描述(由申请人提供)：维持心血管健康依赖于一系列的生理和行为机制，这些机制可以监测、响应和缓解体液稳态的扰动。血管紧张素II(AngII)是肾素-血管紧张素系统的生物活性产物，是这些作用的重要组成部分，特别是在对低血容量的反应中。血管紧张素转换酶影响多个系统，包括肾脏、肾上腺、胃肠道、血管平滑肌和大脑。血管紧张素转换酶的中枢作用包括增加水和氯化钠的摄入量、维持体液和心血管内环境平衡的关键行为。这些行为效应主要是通过血管紧张素转换酶1型(AT1)受体介导的，AT1受体刺激多种细胞内信号通路，包括导致三磷酸肌醇(IP3)形成和蛋白激酶C(PKC)激活的增加，以及增加丝裂原活化蛋白(MAP)激酶的磷酸化。
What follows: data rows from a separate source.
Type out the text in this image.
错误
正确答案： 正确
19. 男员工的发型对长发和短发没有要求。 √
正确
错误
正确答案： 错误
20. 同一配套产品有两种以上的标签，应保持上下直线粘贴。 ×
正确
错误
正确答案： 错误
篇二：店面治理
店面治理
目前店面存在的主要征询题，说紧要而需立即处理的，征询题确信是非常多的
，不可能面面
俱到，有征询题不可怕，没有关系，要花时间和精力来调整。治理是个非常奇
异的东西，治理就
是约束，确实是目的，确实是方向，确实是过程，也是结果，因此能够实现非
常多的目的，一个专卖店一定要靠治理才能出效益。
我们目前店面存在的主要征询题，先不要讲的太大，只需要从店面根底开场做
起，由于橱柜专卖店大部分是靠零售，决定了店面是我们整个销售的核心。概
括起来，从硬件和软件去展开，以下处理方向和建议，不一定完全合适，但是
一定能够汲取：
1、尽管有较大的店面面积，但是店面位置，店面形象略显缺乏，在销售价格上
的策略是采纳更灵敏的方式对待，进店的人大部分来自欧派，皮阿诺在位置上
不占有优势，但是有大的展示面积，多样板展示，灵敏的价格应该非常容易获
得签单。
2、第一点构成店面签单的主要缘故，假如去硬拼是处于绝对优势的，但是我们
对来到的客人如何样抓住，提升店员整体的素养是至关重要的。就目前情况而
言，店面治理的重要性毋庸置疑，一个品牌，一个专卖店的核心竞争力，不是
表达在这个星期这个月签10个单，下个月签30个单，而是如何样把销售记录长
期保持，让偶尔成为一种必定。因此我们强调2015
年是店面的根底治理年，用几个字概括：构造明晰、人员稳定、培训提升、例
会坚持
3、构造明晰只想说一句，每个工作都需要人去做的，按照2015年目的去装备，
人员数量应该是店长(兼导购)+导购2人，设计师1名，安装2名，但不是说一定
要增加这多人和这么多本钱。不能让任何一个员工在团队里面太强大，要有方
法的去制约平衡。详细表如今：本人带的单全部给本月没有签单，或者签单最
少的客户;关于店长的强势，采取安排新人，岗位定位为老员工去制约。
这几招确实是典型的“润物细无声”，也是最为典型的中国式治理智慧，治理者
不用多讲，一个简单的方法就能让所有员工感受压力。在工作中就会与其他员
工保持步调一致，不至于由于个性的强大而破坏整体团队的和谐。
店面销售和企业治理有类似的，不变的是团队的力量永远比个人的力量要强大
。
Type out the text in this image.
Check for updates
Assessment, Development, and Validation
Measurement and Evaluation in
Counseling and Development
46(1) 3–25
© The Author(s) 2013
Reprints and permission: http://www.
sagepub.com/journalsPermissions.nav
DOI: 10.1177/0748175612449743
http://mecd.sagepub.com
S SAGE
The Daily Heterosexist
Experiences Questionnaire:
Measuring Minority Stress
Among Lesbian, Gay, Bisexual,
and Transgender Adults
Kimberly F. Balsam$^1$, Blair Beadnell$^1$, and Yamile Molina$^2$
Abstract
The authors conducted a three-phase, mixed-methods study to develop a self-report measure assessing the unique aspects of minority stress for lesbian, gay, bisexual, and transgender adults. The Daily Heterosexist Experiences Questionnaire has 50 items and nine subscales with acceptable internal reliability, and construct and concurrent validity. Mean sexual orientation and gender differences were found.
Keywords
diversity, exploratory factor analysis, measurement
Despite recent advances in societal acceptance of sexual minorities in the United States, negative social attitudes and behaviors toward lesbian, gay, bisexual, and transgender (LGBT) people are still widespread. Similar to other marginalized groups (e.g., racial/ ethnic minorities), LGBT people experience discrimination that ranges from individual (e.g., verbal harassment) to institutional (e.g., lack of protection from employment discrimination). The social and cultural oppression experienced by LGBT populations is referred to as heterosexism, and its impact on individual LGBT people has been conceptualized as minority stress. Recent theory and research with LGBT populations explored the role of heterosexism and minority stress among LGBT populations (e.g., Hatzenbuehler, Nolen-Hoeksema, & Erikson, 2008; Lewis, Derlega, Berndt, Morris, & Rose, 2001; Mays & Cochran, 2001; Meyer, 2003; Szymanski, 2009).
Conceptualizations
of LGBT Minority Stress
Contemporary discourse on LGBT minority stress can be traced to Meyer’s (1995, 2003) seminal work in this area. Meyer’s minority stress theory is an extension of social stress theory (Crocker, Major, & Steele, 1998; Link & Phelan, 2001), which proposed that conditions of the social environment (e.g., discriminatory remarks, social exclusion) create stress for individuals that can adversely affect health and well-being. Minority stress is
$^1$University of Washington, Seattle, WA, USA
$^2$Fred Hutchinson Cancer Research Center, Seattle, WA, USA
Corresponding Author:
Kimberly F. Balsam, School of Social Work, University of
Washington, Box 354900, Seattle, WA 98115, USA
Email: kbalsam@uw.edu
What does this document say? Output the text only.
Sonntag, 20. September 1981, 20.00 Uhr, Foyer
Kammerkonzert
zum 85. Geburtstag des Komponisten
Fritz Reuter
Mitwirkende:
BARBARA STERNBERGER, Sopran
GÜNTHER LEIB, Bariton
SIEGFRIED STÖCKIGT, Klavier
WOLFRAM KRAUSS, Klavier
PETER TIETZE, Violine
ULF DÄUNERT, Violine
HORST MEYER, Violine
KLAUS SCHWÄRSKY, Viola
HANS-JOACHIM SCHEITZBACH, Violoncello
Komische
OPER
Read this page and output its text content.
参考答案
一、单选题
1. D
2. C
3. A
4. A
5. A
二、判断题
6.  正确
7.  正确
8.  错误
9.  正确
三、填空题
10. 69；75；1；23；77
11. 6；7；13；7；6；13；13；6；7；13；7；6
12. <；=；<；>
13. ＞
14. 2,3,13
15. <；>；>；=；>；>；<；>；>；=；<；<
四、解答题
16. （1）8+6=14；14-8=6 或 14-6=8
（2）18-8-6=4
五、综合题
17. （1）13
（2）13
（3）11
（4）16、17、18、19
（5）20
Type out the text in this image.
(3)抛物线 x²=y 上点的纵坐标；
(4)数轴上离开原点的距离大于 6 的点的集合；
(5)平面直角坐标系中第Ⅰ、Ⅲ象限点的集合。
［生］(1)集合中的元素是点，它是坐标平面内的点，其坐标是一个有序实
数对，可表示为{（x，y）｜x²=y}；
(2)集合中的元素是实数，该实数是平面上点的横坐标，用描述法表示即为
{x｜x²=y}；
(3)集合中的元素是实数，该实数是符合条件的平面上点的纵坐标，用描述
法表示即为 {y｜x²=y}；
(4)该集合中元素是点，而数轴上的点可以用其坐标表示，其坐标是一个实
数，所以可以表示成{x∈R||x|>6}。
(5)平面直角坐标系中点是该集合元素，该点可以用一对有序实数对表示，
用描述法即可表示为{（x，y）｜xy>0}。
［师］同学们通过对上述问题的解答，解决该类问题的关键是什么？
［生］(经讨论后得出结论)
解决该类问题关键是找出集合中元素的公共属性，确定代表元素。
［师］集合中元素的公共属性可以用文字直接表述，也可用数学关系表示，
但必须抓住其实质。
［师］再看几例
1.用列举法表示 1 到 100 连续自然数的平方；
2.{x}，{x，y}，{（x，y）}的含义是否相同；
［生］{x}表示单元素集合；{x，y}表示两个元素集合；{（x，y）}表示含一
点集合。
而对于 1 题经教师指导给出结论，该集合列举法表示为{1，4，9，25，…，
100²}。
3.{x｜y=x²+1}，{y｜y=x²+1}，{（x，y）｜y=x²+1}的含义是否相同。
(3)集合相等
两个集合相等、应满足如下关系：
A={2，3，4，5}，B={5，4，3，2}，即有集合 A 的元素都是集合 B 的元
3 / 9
最近的实验表明，这些途径对血管紧张素转换酶诱导的水和氯化钠摄入量的相对贡献不同。本方案中的实验使用行为、药理学、电生理、分子和神经解剖学方法来探索这些细胞内信号通路在控制血管紧张素转换酶诱导的水分和氯化钠中的作用。具体地说，这些实验将(1)确定GQ/IP3/PKC和MAP激酶信号通路在AngII诱导的水和盐摄入中的作用；(2)确定单个信号通路对脑内AngII作用的主要和下游部位神经活动的作用；以及(3)测试这些信号通路和受体磷酸化在多种AngII处理后细胞内和行为反应脱敏中的作用。这些实验使用多方面的方法和各种技术从行为学、解剖学、电生理学和神经化学的角度回答这些问题。与公共健康相关：摄入水、盐和食物对许多身体系统的正常功能至关重要。与能量和液体失衡相关的疾病包括高血压、肥胖症、心脏病和糖尿病。了解激素调节水、盐和食物摄入的神经机制可能会导致对抗这些相关疾病状态的新的治疗方法。